Friday, March 28, 2014

3rd Sunday in Lent - Baptism of Lincoln T - John 4:5-26

Grace, mercy, and peace to you from God our Father and from our Lord and Savior Jesus Christ.  Amen.
            In today’s Gospel text, Jesus goes to a place where His disciples wouldn’t in a million years have thought He would be seen.  Not only in Samaria, among a people despised by the Jews for their unfaithfulness to God, but at a well in Samaria.  The well, or the watering hole, was the ancient singles scene.  If you remember, Isaac’s wife, Rebekah, was found at the well where she fulfilled the sign that was asked of God and not only gave water to Abraham’s men but watered the camels as well.  Jacob also found his long for labored bride, Rachel, as he rolled the stone away from the well and watered the sheep that she was tending.  And of course, where did the Jungle Book’s Mogli find his bride?  At the watering hole.
 Jesus is in Samaria hanging out by the well.  It’s like Jesus has posted His profile at eHarmony and is looking for a bride that He couldn’t exactly take home to mom.  It’s like He’s going out of His way to find a bride who’s sure to be a woman from the wrong side of the tracks, one who’s sure to be less than faithful.
            Then she comes along; a woman with three strikes against her.  First, she’s a Samaritan, of a people who have strayed from God’s ways.  Second, she’s a sinner of the highest caliber, an offense to the community; she’s had a revolving door of men going through her home.  Third, she’s currently living with a guy who’s not her husband.  It appears that Jesus is trolling for a bride and He finds one that’s unfaithful, who’s sure go back on her pledge of fidelity, who, in return for His love, is sure to let her eyes wander.  Today’s Gospel text is a picture of the faithful Bridegroom coming to His unfaithful bride and meets her at the well.
            Not unlike us, is it?  Jesus doesn’t go looking for a bride who’ll be loyal and faithful.  He, rather, takes to Himself one who is unclean and unfaithful.  A bride that any other suitor wouldn’t give a second look.  He takes the Church as His bride, as St. Paul says in Ephesians 5, “This mystery [of marriage] is profound and I am saying that it refers to Christ and the Church.”  He takes the Church as His bride with all her warts and sins, with all her failings and transgressions.  He finds a bride at the baptismal well.  He finds you.

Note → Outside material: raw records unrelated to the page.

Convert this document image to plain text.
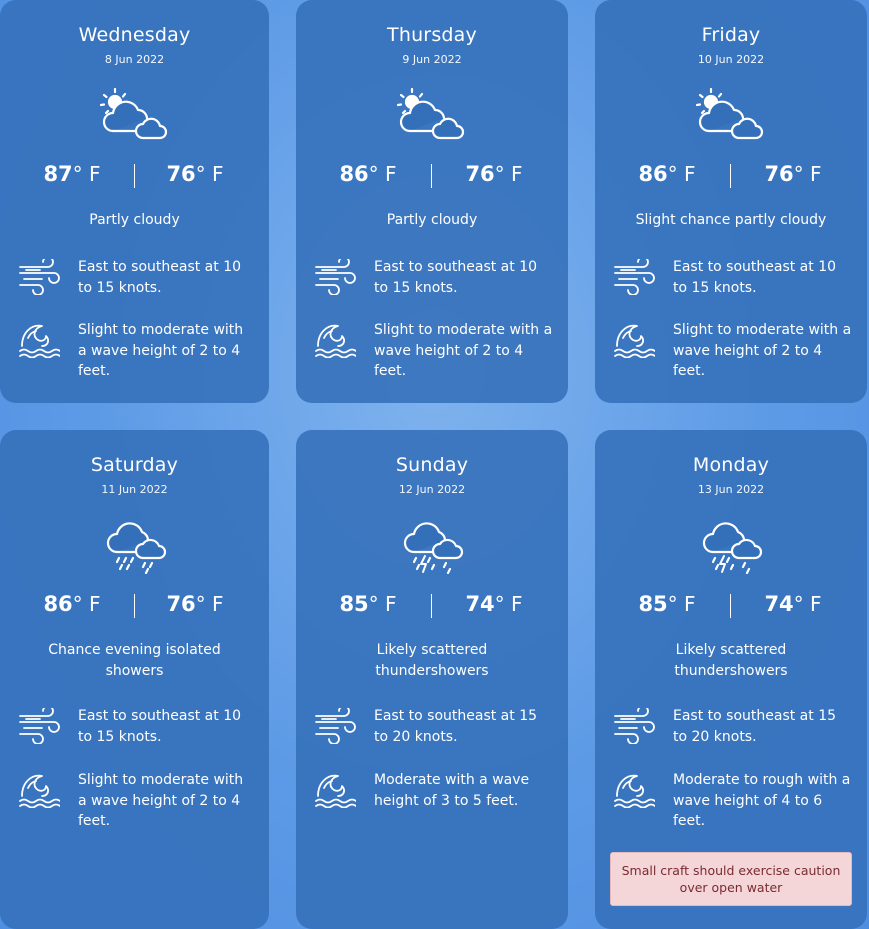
Wednesday
8 Jun 2022
87° F	76° F
Partly cloudy
East to southeast at 10 to 15 knots.
Slight to moderate with a wave height of 2 to 4 feet.
Thursday
9 Jun 2022
86° F	76° F
Partly cloudy
East to southeast at 10 to 15 knots.
Slight to moderate with a wave height of 2 to 4 feet.
Friday
10 Jun 2022
86° F	76° F
Slight chance partly cloudy
East to southeast at 10 to 15 knots.
Slight to moderate with a wave height of 2 to 4 feet.
Saturday
11 Jun 2022
86° F	76° F
Chance evening isolated showers
East to southeast at 10 to 15 knots.
Slight to moderate with a wave height of 2 to 4 feet.
Sunday
12 Jun 2022
85° F	74° F
Likely scattered thundershowers
East to southeast at 15 to 20 knots.
Moderate with a wave height of 3 to 5 feet.
Monday
13 Jun 2022
85° F	74° F
Likely scattered thundershowers
East to southeast at 15 to 20 knots.
Moderate to rough with a wave height of 4 to 6 feet.
Small craft should exercise caution over open water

            He finds you like He finds this Samaritan woman - covered is sin and shame.  He finds you giving away your faithfulness without regard.  We have all gone astray, followed our own way, ignored God’s Word of Law that He has set down for our own good.  Like the Samaritan woman, we, the Holy Christian Church on earth, is an unworthy bride.  And our Bridegroom sees and knows every act of faithlessness we commit collectively and individually.  The Bridegroom watches every act of infidelity His bride commits.  He beholds every transgression that we do.  Every act of iniquity that we run into headlong.  We’ve lusted after other gods: money, possessions, even our own selves, and give away our hearts, our fear, love, and trust to these.  We have failed to submit to Christ as a faithful bride.  So, for all our faithlessness, for our sins, we must repent. 

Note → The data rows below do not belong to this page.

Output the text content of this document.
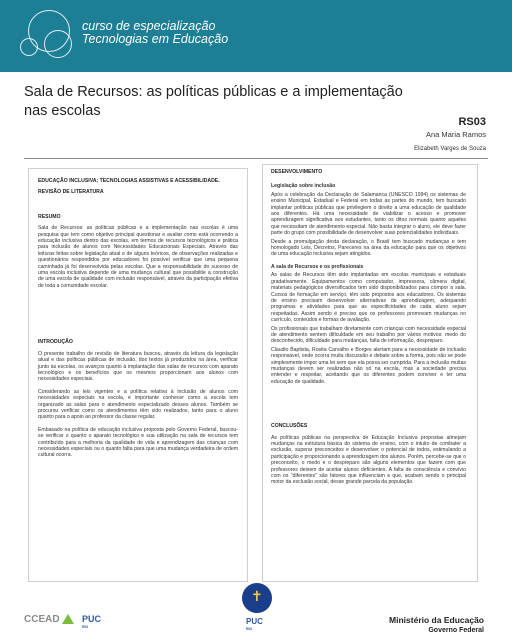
curso de especialização
Tecnologias em Educação
Sala de Recursos: as políticas públicas e a implementação nas escolas
RS03
Ana Maria Ramos
Elizabeth Varges de Souza
EDUCAÇÃO INCLUSIVA; TECNOLOGIAS ASSISTIVAS E ACESSIBILIDADE.
REVISÃO DE LITERATURA
RESUMO

Sala de Recursos: as políticas públicas e a implementação nas escolas é uma pesquisa que tem como objetivo principal questionar e avaliar como está ocorrendo a educação inclusiva dentro das escolas, em termos de recursos tecnológicos e prática para inclusão de alunos com Necessidades Educacionais Especiais. Através das leituras feitas sobre legislação atual e de alguns teóricos, de observações realizadas e questionários respondidos por educadores foi possível verificar que uma pequena caminhada já foi desenvolvida pelas escolas. Que a responsabilidade do sucesso de uma escola inclusiva depende de uma mudança cultural que possibilite a construção de uma escola de qualidade com inclusão responsável, através da participação efetiva de toda a comunidade escolar.

INTRODUÇÃO

O presente trabalho de revisão de literatura buscou, através da leitura da legislação atual e das políticas públicas de inclusão, dos textos já produzidos na área, verificar junto às escolas, os avanços quanto à implantação das salas de recursos com aparato tecnológico e os benefícios que os mesmos proporcionam aos alunos com necessidades especiais.

Considerando as leis vigentes e a política relativa à inclusão de alunos com necessidades especiais na escola, é importante conhecer como a escola tem organizado as salas para o atendimento especializado desses alunos. Também se procurou verificar como os atendimentos têm sido realizados, tanto para o aluno quanto para o apoio ao professor da classe regular.

Embasado na política de educação inclusiva proposta pelo Governo Federal, buscou-se verificar o quanto o aparato tecnológico e sua utilização na sala de recursos tem contribuído para a melhoria da qualidade de vida e aprendizagem das crianças com necessidades especiais ou o quanto falta para que uma mudança verdadeira de ordem cultural ocorra.

DESENVOLVIMENTO

Legislação sobre inclusão

Após a celebração da Declaração de Salamanca (UNESCO 1994) os sistemas de ensino Municipal, Estadual e Federal em todas as partes do mundo, tem buscado implantar políticas públicas que privilegiem o direito a uma educação de qualidade aos diferentes. Há uma necessidade de viabilizar o acesso e promover aprendizagem significativa aos estudantes, tanto os ditos normais quanto aqueles que necessitam de atendimento especial. Não basta integrar o aluno, ele deve fazer parte do grupo com possibilidade de desenvolver suas potencialidades individuais.

Desde a promulgação desta declaração, o Brasil tem buscado mudanças e tem homologado Leis, Decretos, Pareceres na área da educação para que os objetivos de uma educação inclusiva sejam atingidos.

A sala de Recursos e os profissionais

As salas de Recursos têm sido implantadas em escolas municipais e estaduais gradativamente. Equipamentos como computador, impressora, câmera digital, materiais pedagógicos diversificados tem sido disponibilizados para compor a sala. Cursos de formação em serviço, têm sido propostos aos educadores. Os sistemas de ensino precisam desenvolver alternativas de aprendizagem, adequando programas e atividades para que as especificidades de cada aluno sejam respeitadas. Assim sendo é preciso que os professores promovam mudanças no currículo, conteúdos e formas de avaliação.

Os profissionais que trabalham diretamente com crianças com necessidade especial de atendimento sentem dificuldade em seu trabalho por vários motivos: medo do desconhecido, dificuldade para mudanças, falta de informação, despreparo.

Claudio Baptista, Rosita Carvalho e Borges alertam para a necessidade de inclusão responsável, onde ocorra muita discussão e debate sobre a forma, pois não se pode simplesmente impor uma lei sem que ela possa ser cumprida. Para a inclusão muitas mudanças devem ser realizadas não só na escola, mas a sociedade precisa entender e respeitar, aceitando que os diferentes podem conviver e ter uma educação de qualidade.

CONCLUSÕES

As políticas públicas na perspectiva de Educação Inclusiva propostas almejam mudanças na estrutura básica do sistema de ensino, com o intuito de combater a exclusão, superar preconceitos e desenvolver o potencial de todos, estimulando a participação e proporcionando a aprendizagem dos alunos. Porém, percebe-se que o preconceito, o medo e o despreparo são alguns elementos que fazem com que professores deixem de aceitar alunos deficientes. A falta de consciência e convívio com os "diferentes" são fatores que influenciam e que, acabam sendo o principal motor da exclusão social, desse grande parcela da população.

CCEAD PUC
RIO
✝
PUC
RIO
Ministério da Educação
Governo Federal
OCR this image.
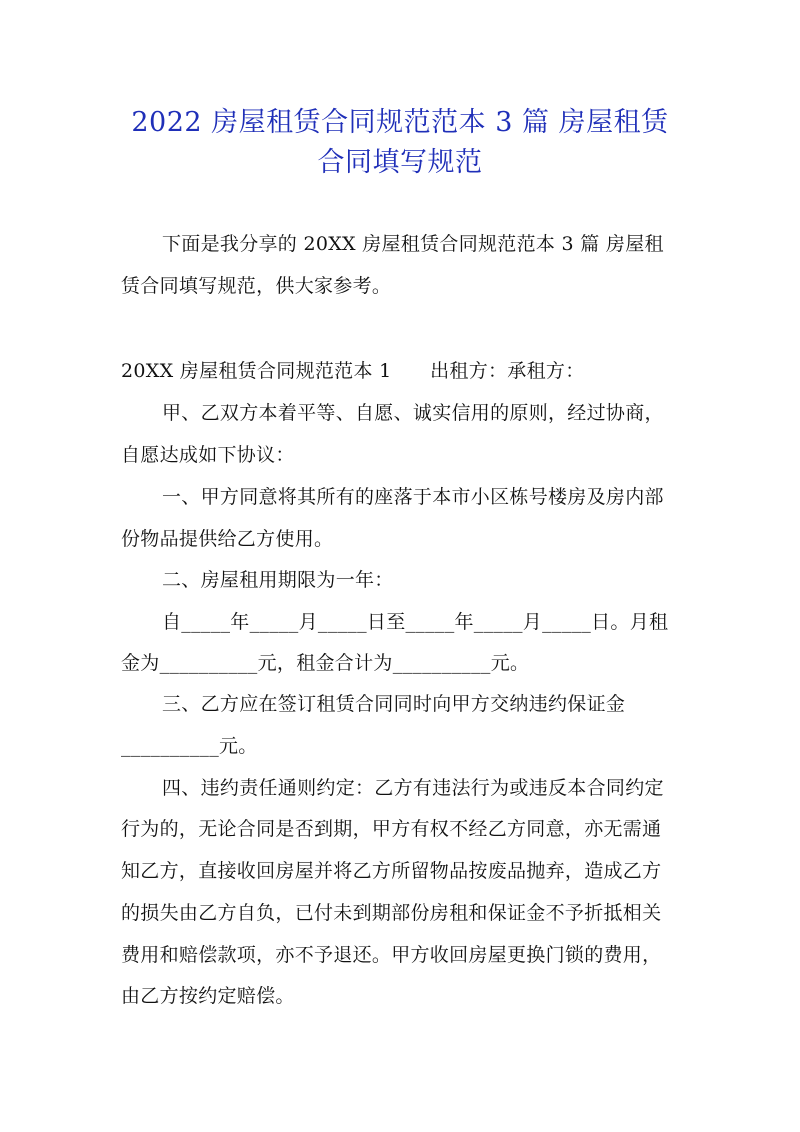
2022 房屋租赁合同规范范本 3 篇 房屋租赁
合同填写规范
下面是我分享的 20XX 房屋租赁合同规范范本 3 篇 房屋租
赁合同填写规范，供大家参考。
20XX 房屋租赁合同规范范本 1　　出租方：承租方：
甲、乙双方本着平等、自愿、诚实信用的原则，经过协商，
自愿达成如下协议：
一、甲方同意将其所有的座落于本市小区栋号楼房及房内部
份物品提供给乙方使用。
二、房屋租用期限为一年：
自_____年_____月_____日至_____年_____月_____日。月租
金为__________元，租金合计为__________元。
三、乙方应在签订租赁合同同时向甲方交纳违约保证金
__________元。
四、违约责任通则约定：乙方有违法行为或违反本合同约定
行为的，无论合同是否到期，甲方有权不经乙方同意，亦无需通
知乙方，直接收回房屋并将乙方所留物品按废品抛弃，造成乙方
的损失由乙方自负，已付未到期部份房租和保证金不予折抵相关
费用和赔偿款项，亦不予退还。甲方收回房屋更换门锁的费用，
由乙方按约定赔偿。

We’re like the bride that God commanded the prophet Hosea to marry – the strumpet Gomer - whose utter faithlessness was a picture of how Israel had given up on their faithfulness to God for other gods.  And so it is for us, the Church, the New Israel.  Our fidelity is less than perfect and we deserve to be thrown out, divorced from Jesus’ love and mercy, to wallow alone in our guilt and shame.
            But Jesus, the loving and faithful Bridegroom, won’t have that.   Knowing all of this, He meets us at the water, quenches our lips parched by sin at the baptismal well where the forgiving and cleansing water that flowed from His pierced side has been splashed onto your heads.  Where the water made alive by God’s Word cleansed you from all guilt and shame.  Where, the Bridegroom dresses His bride – that’s you - in His own holiness and righteousness. 
            There’s a reason why in the baptismal rite Lincoln, and all who have been baptized, receives a white garment.  We go to the baptismal well with the blackness of sin, but Jesus covers our sin in His white and pure holiness.  Today, Jesus has met Lincoln at the baptismal well, where He has been incorporated into the bride of Christ, the Christian Church, where Jesus has covered Lincoln in His very righteousness. 
            Apart from Jesus we’re unholy, unrighteous, and faithless in every way; a bride who is unworthy of her husband’s love.  But where we’re so often faithless, Christ is always faithful.  Faithful unto death as He lays down His life for you.  Like a faithful bridegroom, He suffers for His bride, for you, that all that troubles your soul, all the sins that plague your conscience, the sins that you’re not even aware of are forgiven, washed away in the tide of His blood. 
            Jesus meets us at the well.  Like the Samaritan woman, He sees us covered in our sin, in our shame and guilt but, by your baptism He has covered you in His holiness and righteousness, all flowing from the cross.  Ours is a faithful bridegroom, who has laid down His life for you, who calls us and receives us back after every act of infidelity.  Ours is a long-suffering bridegroom, who loves His bride the Church, who loves you, even unto death.
            Jesus meets us at the baptismal well, where we return each and every day in remembrance of our baptisms because this living water is the gift that keeps on giving even throughout our lives.
            We don’t know what ultimately happened to the Samaritan woman. Later tradition says that she was baptized and given the name Photini, which means, “enlightened one;” and is said to have been martyred in the year 66 AD under the tyrannical Emperor Nero.  This is a tradition, who knows if it’s true or not.  But we do know how the Church’s story culminates.  It culminates with the marriage feast of the Lamb in the New Jerusalem, where you, with all the saints, shall be presented to Christ with robes made white in the blood of the Lamb, as a bride adorned with her jewels.
            Despite all our sins and failings, iniquities and transgressions, the Bridegroom doesn’t divorce us, but shows love and kindness, grace and mercy that comes through the cross, where Jesus has laid down His life to sanctify – make holy – His Church where you have been made a part through the baptismal well.  Jesus loves you.  Jesus is faithful to you.  Jesus died for you.  Jesus gives you His pardon and peace.  What a Lord we have.  What a gift we’ve been given.  Amen.

The peace of God, which surpasses all understanding, keep your hearts and minds in Christ Jesus unto life everlasting.  Amen.